When someone mentions healthcare reform what exactly are they referring to? This term has become synonymous with The Affordable Care Act that was signed into law March 2010 by President Obama. The law, which rolls out over the next few years with most changes occurring in 2014, is a common topic in America’s boardrooms as companies develop their strategic plans for future growth. The decisions made in these boardrooms over the next few years will provide the backdrop for the future of healthcare coverage in the workplace.
The law was designed with the intention that medical coverage will not only become affordable for every American, but by 2014 each American will be required to have coverage. In addition, employers will be faced with the “Pay or Play” decision in 2014, which simply means that employees will either be provided healthcare by their employer (the Play option) or coverage will have to be purchased through an Exchange on an after tax basis (the Pay option). If employers choose to “Pay” rather than “Play”, employees will be forced to purchase healthcare coverage somewhere else.

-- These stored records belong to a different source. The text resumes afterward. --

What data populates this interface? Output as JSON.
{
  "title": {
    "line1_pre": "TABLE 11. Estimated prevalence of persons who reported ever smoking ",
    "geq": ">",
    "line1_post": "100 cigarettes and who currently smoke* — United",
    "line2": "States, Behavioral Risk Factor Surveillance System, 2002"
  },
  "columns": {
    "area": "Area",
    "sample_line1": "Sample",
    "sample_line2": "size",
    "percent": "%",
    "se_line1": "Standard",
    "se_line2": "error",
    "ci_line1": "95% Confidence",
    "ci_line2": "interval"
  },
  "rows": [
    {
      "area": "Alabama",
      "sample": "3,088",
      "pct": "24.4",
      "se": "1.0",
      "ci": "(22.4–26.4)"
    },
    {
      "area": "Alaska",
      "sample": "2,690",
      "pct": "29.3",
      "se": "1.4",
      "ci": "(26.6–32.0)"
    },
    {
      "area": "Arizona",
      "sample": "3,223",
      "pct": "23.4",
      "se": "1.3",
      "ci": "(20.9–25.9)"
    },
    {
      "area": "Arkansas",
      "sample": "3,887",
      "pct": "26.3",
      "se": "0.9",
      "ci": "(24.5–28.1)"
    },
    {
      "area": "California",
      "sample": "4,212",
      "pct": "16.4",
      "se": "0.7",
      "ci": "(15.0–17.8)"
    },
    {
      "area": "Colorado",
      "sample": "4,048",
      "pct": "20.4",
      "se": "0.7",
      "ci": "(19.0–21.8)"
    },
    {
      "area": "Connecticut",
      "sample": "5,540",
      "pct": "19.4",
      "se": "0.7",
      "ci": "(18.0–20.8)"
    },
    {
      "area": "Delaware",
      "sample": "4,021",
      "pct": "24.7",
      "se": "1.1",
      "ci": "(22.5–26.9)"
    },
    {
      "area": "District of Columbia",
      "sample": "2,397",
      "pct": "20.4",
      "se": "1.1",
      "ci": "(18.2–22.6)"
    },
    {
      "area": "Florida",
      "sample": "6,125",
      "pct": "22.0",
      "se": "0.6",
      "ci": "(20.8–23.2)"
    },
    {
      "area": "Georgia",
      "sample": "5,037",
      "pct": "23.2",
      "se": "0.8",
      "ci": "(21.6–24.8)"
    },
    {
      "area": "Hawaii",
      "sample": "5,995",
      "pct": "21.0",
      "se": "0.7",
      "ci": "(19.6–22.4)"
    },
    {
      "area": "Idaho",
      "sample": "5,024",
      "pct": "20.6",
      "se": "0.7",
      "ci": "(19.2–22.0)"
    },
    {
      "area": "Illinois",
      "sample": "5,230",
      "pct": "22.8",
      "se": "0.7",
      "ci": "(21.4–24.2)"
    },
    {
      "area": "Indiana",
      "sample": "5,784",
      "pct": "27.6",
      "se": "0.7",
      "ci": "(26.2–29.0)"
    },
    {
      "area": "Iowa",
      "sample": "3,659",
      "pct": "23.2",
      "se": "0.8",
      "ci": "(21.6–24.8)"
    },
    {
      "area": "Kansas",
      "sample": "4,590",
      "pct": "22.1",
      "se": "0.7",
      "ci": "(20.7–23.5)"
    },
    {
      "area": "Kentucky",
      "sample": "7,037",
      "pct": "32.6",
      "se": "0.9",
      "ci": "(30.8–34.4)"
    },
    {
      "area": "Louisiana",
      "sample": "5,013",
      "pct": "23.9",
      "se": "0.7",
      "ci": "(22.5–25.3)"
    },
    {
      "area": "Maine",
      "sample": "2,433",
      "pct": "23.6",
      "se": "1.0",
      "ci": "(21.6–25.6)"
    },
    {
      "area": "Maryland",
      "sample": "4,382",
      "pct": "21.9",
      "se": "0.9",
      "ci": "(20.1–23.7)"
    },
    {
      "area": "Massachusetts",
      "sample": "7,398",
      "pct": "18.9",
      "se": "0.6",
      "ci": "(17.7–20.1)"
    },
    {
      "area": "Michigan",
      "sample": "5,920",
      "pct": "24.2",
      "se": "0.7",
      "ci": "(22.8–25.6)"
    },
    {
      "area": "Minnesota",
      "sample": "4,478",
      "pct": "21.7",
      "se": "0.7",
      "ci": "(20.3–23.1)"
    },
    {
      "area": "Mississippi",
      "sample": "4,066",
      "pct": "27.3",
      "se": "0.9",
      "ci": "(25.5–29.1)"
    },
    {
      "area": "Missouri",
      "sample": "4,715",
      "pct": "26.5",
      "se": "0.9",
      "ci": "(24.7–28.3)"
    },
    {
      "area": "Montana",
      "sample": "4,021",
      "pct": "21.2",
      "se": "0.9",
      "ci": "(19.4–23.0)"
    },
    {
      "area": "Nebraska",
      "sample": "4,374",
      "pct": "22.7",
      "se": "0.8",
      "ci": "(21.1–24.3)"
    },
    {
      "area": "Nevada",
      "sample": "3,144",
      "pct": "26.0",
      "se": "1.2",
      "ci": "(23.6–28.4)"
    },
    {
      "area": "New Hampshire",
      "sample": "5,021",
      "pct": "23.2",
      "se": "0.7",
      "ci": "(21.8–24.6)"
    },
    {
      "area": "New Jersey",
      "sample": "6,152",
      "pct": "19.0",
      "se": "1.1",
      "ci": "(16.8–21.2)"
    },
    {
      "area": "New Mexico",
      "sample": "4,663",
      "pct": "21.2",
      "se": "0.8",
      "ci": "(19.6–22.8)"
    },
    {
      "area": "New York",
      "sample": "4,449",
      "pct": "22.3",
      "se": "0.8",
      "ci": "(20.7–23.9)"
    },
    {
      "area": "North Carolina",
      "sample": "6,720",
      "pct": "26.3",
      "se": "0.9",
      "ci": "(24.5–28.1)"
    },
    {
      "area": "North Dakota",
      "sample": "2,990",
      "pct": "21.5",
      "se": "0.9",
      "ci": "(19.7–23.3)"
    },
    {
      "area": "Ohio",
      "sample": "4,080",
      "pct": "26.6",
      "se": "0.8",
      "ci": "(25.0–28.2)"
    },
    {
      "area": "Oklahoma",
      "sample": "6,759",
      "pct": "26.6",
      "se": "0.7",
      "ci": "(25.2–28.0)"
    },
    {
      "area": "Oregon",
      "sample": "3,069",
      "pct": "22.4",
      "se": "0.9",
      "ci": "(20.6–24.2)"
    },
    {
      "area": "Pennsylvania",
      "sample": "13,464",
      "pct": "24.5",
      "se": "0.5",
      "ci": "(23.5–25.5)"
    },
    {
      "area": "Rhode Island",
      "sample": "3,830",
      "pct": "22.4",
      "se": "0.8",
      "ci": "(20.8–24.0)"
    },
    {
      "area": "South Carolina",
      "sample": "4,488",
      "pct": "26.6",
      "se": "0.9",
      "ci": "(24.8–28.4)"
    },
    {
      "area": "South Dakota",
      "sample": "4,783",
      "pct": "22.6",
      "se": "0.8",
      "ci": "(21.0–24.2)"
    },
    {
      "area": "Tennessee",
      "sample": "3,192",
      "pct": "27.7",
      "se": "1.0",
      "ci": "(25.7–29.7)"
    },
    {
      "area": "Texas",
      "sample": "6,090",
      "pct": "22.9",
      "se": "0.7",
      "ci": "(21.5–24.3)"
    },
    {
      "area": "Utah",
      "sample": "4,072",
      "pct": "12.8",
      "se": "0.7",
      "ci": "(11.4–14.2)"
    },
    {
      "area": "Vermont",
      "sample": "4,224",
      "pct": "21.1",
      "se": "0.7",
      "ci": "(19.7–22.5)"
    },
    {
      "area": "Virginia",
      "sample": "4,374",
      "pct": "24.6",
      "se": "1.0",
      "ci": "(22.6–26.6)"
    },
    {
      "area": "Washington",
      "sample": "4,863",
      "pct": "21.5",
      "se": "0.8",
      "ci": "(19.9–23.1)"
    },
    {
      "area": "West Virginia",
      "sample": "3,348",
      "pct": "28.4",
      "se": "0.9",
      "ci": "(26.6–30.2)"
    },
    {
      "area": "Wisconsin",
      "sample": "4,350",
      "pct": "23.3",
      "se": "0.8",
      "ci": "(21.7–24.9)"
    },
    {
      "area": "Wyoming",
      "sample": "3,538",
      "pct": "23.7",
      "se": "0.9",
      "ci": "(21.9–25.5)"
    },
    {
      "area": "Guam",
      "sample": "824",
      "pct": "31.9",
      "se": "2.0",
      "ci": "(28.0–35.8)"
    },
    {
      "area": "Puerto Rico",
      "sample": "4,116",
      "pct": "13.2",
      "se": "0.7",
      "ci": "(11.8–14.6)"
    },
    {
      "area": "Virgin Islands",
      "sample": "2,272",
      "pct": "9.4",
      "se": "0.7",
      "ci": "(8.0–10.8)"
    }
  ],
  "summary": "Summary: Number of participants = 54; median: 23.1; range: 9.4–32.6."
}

The most recent changes that took place in 2011 include coverage for children up to the age of 26, removal of lifetime maximums from existing and new medical plans and no cost sharing for preventive healthcare. In addition, the exclusion of over the counter drugs paid by Flexible Spending accounts was enacted.
Going forward in 2012 employers will be required to report the value of employee health coverage on individual W2’s. The plan value will not be included as taxable income for employees. This W2 reporting is a tracking mechanism and was designed to support the 40% excise tax employers with high cost plans will be subject to in 2018. Employers will want to take a proactive approach and discuss these W2 requirements with their payroll providers to ensure they are planning for these upcoming changes.
As 2014 draws closer, the debate in Congress continues over healthcare reform. The issue is bipartisan and some organizations are jumping on the bandwagon by filing lawsuits claiming the law is unconstitutional. Whatever the outcome, the next few years are going to be very interesting as organizations decide whether or not to use a health plan as a competitive advantage in attracting top talent.